GST collection in October rises 13% to Rs 1.72 lakh crore: average gross monthly gst collection in FY2023-24 stands at Rs 1.66 lakh crore

By: Team India Tracker

GST collection in October rises 13% to Rs 1.72 lakh crore: average gross monthly gst collection in FY2023-24 stands at Rs 1.66 lakh crore

The revenues for the month of October 2023 are 13 percent higher than the GST revenues in the same month last year. Image Source: IANS

The average gross monthly GST collection in the FY 2023-24 now stands at Rs. 1.66 lakh crore and is 11 percent per cent more than that in the same period in the previous financial year.

The monthly Goods and Service Tax (GST) revenues have exceeded the mark of Rs. 1.4 lakh crore for the 20th straight month in a row as GST revenues were recorded at Rs 1.72 lakh crore in October 2023, the Finance Ministry said. The gross GST revenue collected in the month of October 2023 was Rs 1,72,003 crore of which Central Goods and Service Tax (CGST) was Rs 30,062 crore, State Goods and Service Tax (SGST) was Rs 38,171 crore, Integrated Goods and Service Tax (IGST) was Rs 91,315 crore. (Including Rs 42,127 crore collected on import of goods) and cess is Rs 12,456 crore (including Rs 1,294 crore collected on import of goods).

The revenues for the month of October 2023 are 13 percent higher than the GST revenues in the same month last year.
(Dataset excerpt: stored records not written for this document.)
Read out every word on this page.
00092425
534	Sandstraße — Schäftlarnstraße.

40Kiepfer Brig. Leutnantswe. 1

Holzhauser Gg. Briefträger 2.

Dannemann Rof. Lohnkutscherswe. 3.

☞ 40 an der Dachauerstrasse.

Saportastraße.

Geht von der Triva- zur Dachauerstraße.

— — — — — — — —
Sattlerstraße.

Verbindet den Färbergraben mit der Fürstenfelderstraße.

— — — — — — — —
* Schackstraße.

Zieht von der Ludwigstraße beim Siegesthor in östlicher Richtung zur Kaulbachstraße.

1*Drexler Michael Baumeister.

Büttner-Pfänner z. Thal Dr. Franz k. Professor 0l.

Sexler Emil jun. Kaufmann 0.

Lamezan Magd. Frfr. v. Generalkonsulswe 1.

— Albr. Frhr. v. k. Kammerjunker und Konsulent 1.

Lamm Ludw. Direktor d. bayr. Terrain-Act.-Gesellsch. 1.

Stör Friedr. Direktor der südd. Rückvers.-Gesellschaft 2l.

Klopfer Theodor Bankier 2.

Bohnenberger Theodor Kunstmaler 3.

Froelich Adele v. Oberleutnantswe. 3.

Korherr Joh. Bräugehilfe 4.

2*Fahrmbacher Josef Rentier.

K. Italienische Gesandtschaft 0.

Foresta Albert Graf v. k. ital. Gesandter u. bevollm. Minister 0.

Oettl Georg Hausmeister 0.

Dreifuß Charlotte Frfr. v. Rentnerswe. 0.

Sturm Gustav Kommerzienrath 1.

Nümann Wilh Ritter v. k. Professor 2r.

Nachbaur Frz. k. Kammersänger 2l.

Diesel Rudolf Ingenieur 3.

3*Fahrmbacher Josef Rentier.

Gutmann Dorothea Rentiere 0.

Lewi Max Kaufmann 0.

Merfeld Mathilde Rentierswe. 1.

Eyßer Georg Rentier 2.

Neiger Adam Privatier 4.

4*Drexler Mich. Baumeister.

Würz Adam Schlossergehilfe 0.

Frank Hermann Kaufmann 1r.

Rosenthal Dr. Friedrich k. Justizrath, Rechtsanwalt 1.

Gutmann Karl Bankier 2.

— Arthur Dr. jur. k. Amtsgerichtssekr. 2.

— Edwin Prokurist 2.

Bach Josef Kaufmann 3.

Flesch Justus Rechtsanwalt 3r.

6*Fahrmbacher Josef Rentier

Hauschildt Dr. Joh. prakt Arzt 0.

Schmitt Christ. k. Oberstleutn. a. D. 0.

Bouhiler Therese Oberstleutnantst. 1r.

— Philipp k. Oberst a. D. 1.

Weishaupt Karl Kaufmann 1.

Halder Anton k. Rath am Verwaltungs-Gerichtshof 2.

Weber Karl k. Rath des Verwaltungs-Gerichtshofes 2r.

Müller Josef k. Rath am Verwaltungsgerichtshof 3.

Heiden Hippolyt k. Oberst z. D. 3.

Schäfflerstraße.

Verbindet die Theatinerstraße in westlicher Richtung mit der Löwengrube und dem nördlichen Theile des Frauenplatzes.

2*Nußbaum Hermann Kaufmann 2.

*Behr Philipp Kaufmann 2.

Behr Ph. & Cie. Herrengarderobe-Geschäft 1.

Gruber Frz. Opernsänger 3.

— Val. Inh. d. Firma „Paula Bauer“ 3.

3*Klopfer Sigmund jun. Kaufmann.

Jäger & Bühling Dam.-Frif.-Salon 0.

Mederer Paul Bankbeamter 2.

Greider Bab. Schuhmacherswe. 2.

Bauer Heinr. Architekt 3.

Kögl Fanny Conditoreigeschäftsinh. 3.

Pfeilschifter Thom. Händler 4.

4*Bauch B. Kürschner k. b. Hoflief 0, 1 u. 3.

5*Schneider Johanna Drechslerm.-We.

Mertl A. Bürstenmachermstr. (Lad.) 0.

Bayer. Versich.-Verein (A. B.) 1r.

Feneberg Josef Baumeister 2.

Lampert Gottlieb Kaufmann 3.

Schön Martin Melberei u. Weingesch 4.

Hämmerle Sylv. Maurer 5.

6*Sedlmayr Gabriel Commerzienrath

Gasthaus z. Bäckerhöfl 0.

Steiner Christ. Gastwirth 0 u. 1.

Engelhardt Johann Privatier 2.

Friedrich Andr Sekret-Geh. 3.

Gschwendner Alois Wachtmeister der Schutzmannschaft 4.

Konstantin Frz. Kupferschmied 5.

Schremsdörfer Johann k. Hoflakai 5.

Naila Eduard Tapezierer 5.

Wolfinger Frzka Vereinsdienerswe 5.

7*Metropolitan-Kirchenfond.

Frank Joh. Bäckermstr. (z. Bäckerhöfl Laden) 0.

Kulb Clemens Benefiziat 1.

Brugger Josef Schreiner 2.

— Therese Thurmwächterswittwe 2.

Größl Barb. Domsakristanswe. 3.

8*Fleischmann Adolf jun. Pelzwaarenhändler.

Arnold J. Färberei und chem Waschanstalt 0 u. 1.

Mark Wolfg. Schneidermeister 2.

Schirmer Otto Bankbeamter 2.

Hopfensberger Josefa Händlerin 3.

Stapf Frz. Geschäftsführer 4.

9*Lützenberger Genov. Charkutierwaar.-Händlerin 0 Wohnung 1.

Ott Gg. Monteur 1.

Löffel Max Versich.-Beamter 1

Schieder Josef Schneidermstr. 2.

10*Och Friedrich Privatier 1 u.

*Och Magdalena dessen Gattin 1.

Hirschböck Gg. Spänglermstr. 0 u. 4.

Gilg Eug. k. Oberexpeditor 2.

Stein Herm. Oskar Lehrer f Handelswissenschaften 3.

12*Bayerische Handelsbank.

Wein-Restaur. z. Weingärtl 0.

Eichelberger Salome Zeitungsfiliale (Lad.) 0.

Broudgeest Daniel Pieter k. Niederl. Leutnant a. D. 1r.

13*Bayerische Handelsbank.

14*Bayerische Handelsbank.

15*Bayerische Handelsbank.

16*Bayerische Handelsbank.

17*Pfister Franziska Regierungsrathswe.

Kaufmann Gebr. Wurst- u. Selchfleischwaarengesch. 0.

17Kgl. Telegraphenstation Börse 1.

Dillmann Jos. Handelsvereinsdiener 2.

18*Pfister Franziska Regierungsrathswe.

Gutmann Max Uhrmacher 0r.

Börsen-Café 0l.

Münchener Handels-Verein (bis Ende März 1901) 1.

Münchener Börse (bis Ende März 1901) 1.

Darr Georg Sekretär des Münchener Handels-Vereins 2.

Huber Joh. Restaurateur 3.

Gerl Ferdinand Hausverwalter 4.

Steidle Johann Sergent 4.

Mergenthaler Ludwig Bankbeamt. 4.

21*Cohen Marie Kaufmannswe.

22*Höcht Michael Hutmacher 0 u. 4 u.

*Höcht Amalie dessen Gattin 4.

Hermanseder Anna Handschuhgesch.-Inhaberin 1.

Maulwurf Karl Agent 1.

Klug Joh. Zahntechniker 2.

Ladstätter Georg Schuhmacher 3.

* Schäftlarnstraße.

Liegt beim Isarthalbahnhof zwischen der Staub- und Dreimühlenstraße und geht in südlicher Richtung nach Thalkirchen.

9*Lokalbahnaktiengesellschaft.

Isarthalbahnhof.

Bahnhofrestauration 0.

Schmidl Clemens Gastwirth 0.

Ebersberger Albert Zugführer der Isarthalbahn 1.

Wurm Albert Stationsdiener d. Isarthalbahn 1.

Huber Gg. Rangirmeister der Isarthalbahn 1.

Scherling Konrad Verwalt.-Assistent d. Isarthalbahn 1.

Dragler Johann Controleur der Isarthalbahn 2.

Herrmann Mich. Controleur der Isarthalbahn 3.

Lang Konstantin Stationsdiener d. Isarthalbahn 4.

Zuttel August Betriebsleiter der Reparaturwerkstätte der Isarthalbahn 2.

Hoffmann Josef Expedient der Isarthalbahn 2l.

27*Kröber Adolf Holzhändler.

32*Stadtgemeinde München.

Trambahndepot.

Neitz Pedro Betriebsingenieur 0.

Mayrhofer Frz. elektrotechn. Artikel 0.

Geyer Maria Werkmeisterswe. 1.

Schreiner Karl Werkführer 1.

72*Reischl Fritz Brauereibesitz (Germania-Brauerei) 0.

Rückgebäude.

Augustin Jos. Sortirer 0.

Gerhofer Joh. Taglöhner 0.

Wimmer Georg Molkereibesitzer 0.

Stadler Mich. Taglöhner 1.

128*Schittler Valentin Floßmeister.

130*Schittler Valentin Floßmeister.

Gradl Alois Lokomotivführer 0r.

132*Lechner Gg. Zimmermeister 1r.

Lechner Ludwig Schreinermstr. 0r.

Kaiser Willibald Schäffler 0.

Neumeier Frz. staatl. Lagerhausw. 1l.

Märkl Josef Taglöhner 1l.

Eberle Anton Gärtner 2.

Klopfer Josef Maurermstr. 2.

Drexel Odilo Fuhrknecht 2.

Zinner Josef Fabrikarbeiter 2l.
During the month, revenue from import of goods was also 13 percent higher and the revenues from domestic transactions (including import of services) during the same month last year. The average gross monthly GST collection in the FY 2023-24 now stands at Rs. 1.66 lakh crore and is 11 percent per cent more than that in the same period in the previous financial year.

It is for the seventh time, the gross GST collection has crossed Rs 1.60 lakh crore mark. The average monthly gross GST collection for the first quarter of the FY 2021-22, FY 22-23 & FY 23-24 are Rs 1.10 lakh crore, Rs 1.51 lakh crore and Rs 1.69 lakh crore respectively.

The introduction and implementation of Goods and Service Tax marked was a turning point in India’s history of taxation. In a diverse and federal nation like India, where many tax laws were unified into a single system, the adoption of this complete system was especially noteworthy.

 The GST is a value-added tax applied on the majority of goods and services sold for domestic consumption. Consumers pay the GST, but businesses that provide products and services remit it to the government. GST is levied on the 'supply' of goods or services, as opposed to the prior concept of levy on the manufacture of things, the sale of goods, or the provision of services. The rates of CGST, SGST, and IGST are mutually agreed upon by the Centre and the States. The rates are announced based on the GST Council's suggestion. In May 2015, the GST (122nd Constitutional Amendment) Bill, 2014 was enacted. It was enacted as the Constitution (101st Amendment) Act, 2016, and went into force on September 16, 2016. The GST was implemented on July 1, 2017.

Source: Ministry of Finance

The GST revenue collection was lowest in June 2021 at Rs. 92,800 crore and the highest was recorded in the month of April in 2023 at Rs. 1,87,035 crore. The GST collection had decreased by around Rs. 27,000 crore in May 2022 as the GST revenue collection stood at Rs. 1,40,885 crore. It witnessed a gradual recovery in the months of June and July 2022 but again decreased by around Rs. 5000 crore to Rs. 1,43,612 crore  in August 2022.

The chart also shows better trends of GST collection in the current financial year as compared to FY2022-23. The GST collection in April 2023 was Rs 1,87,035 crore as compared to Rs 1,67,540 crore in April 2022. A similar trend was witnessed during the months of May and June. In October 2023, the GST collection was Rs 1,72,003 crore as compared to Rs 1,51,718 crore in October 2022.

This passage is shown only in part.